While most of us teaching lumidei chol were "older" and therefore college educated, the younger teachers being hired were not. Two were college students, the rest were not. And without exception every woman was frum. One young married woman was teaching science--her qualifications for teaching this subject were that she had "majored" in biology in high school and she was a straight "A" student in the subject in high school. Only one of the math teachers had a college degree. But, as the school said, they were "great" teachers and the students were getting just as much as they needed to get. And the graduates of this school, after they had gone to seminary to get "proper teaching credentials" were going out and teaching in yeshivot around the city, some of them limudei chol. And I went home at night and had nightmares.

And also for the first time I got a new name--I was not a limudei chol teacher nor was I an English teacher: I taught "goyish" subjects. This was sometimes shortened--we were the "goyish" teachers. And the handwriting was clearly on the wall.

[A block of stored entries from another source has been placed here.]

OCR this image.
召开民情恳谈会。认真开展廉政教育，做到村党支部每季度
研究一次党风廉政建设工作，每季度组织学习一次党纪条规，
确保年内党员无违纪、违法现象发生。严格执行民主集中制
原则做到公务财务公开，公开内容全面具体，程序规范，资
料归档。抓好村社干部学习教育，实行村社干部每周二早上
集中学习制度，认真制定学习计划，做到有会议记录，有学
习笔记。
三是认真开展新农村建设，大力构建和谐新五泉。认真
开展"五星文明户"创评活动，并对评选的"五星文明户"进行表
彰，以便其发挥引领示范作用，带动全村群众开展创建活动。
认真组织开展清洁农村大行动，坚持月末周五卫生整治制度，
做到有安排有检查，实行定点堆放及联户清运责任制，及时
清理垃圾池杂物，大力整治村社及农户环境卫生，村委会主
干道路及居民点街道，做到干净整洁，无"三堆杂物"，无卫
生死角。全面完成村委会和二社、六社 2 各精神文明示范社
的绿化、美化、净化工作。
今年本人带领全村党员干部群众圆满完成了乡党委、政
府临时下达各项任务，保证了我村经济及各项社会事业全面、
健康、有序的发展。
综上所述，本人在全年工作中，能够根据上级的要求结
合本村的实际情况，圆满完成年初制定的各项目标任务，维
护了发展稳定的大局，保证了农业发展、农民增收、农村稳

In the boys elementary yeshivot female public school teachers had been teaching the younger grades secular studies. This too would change. The push was for only male teachers in the boys yeshivot, elementary and high school, although they were still public school teachers. And then this would also change. The yeshivot wanted only frum male teachers. There were a number of frum males teaching public school so for the most part the yeshivot hired them. And then, yup, this changed. The yeshivot started taking in a few college students to teach and plenty who were not.


So what is the state of secular education teachers in yeshivot today? There is still a core of us, getting older and thinking about retirement, who are college educated and credentialed in the fields we are teaching in. But our replacements are not, for the most part. The shrinking pool of frum girls from New York yeshiva high schools who go to college is being funneled into other fields then teaching. There are lots and lots of girls majoring in the "therapy" fields and hardly any majoring in English or History or Math or Biology or Chemistry. The same for the boys; the small group that goes to college is majoring in Accounting and Computers and Finance, not education or the school-required subjects. [Note: the few boys majoring in the sciences are planning to attend dental school or medical school, not teach.] So, if you don't have frum college educated people trained in the fields that they are going to be teaching in, what do you do? You hire college students majoring in other fields, or you hire non-college students who are "talented," or you hire high school graduates "who need the parnoseh."

The formula seems to be very clear: the more "to the right" a yeshiva ketana or high school has moved, the less "credentialed" the limudei chol staff becomes. And when the core group of us does actually retire, the void will be filled by whom? We are fast moving to the point where "the blind are leading the deaf and the dumb."


The sad truth is that yeshiva ketanas and high schools have devalued secular subjects and thus the people who teach them. Where English as a subject is seen as something the State forces the schools to teach and nothing more, something of little or no value, teachers of English are not valued either. And the same for all the other state mandated subjects. So it doesn't matter who teaches these subjects because the subject matter isn't important.


Has this been your experience? Do you agree or disagree? Let me hear from you.